The Centers for Medicare and Medicaid Services (CMS) negotiated a memorandum of understanding (MOU) with the state of Washington to test a managed fee-for-service model for integrating health care for Medicare-Medicaid enrollees. Washington’s plan is called HealthPath Washington. The state will build on the Health Home model.

Massachusetts takes step to integrate and coordinate care for individuals who are dual eligibles

Massachusetts is the first state to negotiate a memorandum of understanding (MOU) with the Centers for Medicare and Medicaid Services (CMS) addressing its proposal to integrate and coordinate care for individuals who are dually eligible for Medicare and Medicaid. The National Senior Citizens Law Center (NSCLC) has prepared a summary of the MOU. Massachusetts plans to begin implementation of its plan in April 2013. Individuals aged 18-64 will be included in the plan, including individuals with intellectual and developmental disabilities who do NOT receive home and community based waiver services or services in an intermediate care facility for individual with intellectual/developmental disabilities (ICF/ID).

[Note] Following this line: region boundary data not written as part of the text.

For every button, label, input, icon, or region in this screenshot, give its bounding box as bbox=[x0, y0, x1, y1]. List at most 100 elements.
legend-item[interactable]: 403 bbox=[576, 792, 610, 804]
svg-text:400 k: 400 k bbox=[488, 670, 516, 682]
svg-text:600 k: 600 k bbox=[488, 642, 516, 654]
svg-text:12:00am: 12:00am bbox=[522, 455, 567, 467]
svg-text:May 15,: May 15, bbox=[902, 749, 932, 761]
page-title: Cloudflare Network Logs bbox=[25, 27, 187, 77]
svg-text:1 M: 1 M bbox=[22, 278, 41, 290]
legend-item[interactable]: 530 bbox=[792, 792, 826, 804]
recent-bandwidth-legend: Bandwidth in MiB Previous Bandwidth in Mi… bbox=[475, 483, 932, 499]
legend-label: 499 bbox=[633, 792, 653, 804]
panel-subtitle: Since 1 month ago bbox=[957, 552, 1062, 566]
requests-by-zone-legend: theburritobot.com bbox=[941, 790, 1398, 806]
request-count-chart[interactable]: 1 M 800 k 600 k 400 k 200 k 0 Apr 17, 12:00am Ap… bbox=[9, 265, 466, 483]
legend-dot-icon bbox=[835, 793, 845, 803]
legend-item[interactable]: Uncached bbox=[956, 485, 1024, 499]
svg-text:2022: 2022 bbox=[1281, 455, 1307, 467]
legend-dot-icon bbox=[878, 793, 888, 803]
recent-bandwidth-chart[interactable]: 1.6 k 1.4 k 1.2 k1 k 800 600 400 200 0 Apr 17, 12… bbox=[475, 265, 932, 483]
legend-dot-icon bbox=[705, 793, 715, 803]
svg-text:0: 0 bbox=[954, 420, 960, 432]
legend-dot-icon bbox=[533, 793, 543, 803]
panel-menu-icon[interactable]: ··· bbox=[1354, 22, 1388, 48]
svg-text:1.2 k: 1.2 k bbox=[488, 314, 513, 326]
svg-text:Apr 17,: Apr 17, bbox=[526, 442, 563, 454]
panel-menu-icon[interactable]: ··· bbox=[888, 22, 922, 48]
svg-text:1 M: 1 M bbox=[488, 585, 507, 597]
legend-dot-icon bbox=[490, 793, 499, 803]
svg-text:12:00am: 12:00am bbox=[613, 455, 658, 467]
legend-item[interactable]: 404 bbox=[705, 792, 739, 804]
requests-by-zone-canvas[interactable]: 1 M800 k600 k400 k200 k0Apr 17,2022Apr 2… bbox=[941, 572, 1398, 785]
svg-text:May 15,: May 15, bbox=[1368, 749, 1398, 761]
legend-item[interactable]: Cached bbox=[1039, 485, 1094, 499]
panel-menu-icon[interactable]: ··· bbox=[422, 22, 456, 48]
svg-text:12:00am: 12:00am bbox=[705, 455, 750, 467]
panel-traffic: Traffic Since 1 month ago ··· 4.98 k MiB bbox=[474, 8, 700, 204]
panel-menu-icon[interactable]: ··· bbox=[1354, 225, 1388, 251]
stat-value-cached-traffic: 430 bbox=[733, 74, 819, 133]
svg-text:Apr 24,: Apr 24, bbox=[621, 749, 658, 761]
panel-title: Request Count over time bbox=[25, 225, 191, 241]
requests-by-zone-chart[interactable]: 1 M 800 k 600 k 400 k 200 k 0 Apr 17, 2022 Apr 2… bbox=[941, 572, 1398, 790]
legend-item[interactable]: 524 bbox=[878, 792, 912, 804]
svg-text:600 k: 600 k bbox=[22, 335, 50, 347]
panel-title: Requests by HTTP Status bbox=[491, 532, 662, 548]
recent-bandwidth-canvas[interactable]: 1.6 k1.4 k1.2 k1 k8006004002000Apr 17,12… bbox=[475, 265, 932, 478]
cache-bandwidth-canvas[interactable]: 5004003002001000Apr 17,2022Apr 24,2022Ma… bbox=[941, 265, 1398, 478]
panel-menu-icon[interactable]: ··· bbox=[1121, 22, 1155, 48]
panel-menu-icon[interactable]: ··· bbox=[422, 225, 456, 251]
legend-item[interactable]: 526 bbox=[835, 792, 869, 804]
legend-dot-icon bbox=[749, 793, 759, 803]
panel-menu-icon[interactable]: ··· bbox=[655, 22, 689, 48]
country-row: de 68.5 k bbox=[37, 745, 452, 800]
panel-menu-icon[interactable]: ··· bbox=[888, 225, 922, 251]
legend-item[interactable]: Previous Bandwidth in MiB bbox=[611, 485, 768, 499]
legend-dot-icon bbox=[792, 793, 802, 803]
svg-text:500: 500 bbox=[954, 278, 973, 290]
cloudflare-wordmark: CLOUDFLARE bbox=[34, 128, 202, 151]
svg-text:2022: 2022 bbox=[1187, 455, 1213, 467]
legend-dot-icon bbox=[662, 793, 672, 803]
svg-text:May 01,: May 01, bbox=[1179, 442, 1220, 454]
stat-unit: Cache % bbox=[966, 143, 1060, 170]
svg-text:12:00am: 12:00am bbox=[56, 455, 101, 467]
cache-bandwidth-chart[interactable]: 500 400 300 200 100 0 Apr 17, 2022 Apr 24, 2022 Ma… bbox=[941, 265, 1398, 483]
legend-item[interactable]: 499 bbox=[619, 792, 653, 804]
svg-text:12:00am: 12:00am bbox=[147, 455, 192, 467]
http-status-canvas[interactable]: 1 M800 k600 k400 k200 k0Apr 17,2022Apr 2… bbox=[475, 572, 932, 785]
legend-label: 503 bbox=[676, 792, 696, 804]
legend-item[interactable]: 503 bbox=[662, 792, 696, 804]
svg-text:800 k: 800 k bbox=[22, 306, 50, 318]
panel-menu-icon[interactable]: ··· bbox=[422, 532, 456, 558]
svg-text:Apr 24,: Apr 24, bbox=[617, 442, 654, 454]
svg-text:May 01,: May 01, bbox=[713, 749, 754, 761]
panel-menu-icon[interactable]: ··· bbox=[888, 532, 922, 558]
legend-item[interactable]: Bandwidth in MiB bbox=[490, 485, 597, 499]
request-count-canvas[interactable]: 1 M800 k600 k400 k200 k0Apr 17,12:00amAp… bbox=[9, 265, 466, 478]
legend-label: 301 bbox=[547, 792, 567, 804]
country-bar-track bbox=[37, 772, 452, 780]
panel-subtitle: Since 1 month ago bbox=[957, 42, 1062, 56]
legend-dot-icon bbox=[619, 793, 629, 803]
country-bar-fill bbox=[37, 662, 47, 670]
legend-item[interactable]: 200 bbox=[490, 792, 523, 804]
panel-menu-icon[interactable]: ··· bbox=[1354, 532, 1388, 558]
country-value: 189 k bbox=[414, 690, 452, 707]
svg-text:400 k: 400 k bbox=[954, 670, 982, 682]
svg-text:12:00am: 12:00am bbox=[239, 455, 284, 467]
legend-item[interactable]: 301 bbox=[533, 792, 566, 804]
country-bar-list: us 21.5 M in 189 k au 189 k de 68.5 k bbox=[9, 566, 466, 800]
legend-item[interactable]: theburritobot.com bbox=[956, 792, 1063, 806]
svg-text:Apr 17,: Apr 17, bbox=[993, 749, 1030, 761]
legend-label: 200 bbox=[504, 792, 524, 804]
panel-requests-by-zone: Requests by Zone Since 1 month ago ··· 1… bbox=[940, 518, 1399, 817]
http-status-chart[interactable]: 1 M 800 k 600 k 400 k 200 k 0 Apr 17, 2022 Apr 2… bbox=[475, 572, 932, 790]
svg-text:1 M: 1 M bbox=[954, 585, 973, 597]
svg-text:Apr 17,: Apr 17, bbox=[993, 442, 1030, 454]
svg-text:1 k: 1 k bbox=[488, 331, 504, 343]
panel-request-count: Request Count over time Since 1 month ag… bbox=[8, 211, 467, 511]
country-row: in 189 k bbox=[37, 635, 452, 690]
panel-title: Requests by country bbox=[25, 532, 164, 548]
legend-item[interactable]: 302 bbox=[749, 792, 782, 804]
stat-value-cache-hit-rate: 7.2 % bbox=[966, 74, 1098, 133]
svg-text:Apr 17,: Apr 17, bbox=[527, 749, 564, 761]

Medicare Payment Advisory Commission discusses Duals

The Medicare Payment Advisory Commission (MedPAC) devoted an hour and one-half to discussion about the proposals to integrate and coordinate care for individuals who are dually eligible for Medicaid and Medicare (Duals) that states are designing. Commission members expressed concern about automatic enrollment of Duals in managed care plans. The Commission Chair, Glenn Hackbarth, said that matching health plans with beneficiaries who have complex health needs will be critically important. The Centers for Medicare and Medicaid Services (CMS) has estimated that the demonstrations will enroll up to two million (20%) of the nation’s Duals. Another commissioner wondered where Duals who choose to opt out of managed care plans would go – would there be something to opt into. Commissioners also discussed the size of the demonstrations and wondered where comparison groups would be if a state plans to enroll all of its Duals in the demonstration. One commissioner thought that the proposals were more like Medicaid waivers than Medicare demonstrations. Although commissioners expressed unease about the demonstrations, they concluded the discussion by emphasizing the need to change the status quo which does not necessarily ensure quality care and is very costly.

Integrated coordinated healthcare plans for Duals

Executives of State Chapters of The Arc in states that are designing integrated healthcare plans for people eligible for both Medicare and Medicaid (Duals) met with officials from the Centers for Medicare and Medicaid Services (CMS), the Administration on Developmental Disabilities (ADD), and The Office on Disability. CMS is working with several states as they redesign their systems of healthcare for Duals in an effort to improve care and reduce costs. Approximately, one-third of Duals are individuals with disabilities. The state chapter executives shared their vast experience in designing services and supports for individuals with I/DD with federal officials. Numerous suggestions were offered concerning essential, non-negotiable elements that must be made part of any healthcare design that integrates medical care and long term services and supports for individuals with I/DD.

Health care costs for dual eligibles

The Centers for Medicare and Medicaid Services (CMS) released an Informational Bulletin concerning billing individuals who are eligible for both Medicare and Medicaid (dual eligibles) for health care costs not covered by either program.  The Qualified Medicare Beneficiary (QMB) is a Medicaid program that pays for Medicare premiums, deductibles and co-payments for individuals with low incomes.  Providers of Medicare services are prohibited from billing QMBs for deductibles, coinsurance, or copayments.

CMS released an Informational Bulletin concerning Section 3309 of the Affordable Care Act which eliminates Medicare Part D cost-sharing for full benefit dual eligible individuals receiving home and community-based services in lieu of institutional services.  Section 3309 became effective on January 1, 2012.

Affordable Care Act benefits for dual eligibles

The Affordable Care Act provides that full-benefit dual eligibles (those who qualify for both Medicare and full Medicaid benefits) who are receiving Medicaid home and community based services (HCBS) are eligible for a full waiver of copayment requirements for their Medicare Part D prescription drugs. This policy became effective January 1, 2012.  The provision puts people who are receiving HCBS in the community on equal footing with those who reside in institutions and whose co-pays are also waived. The National Senior Citizens Law Center has prepared a helpful summary for advocates.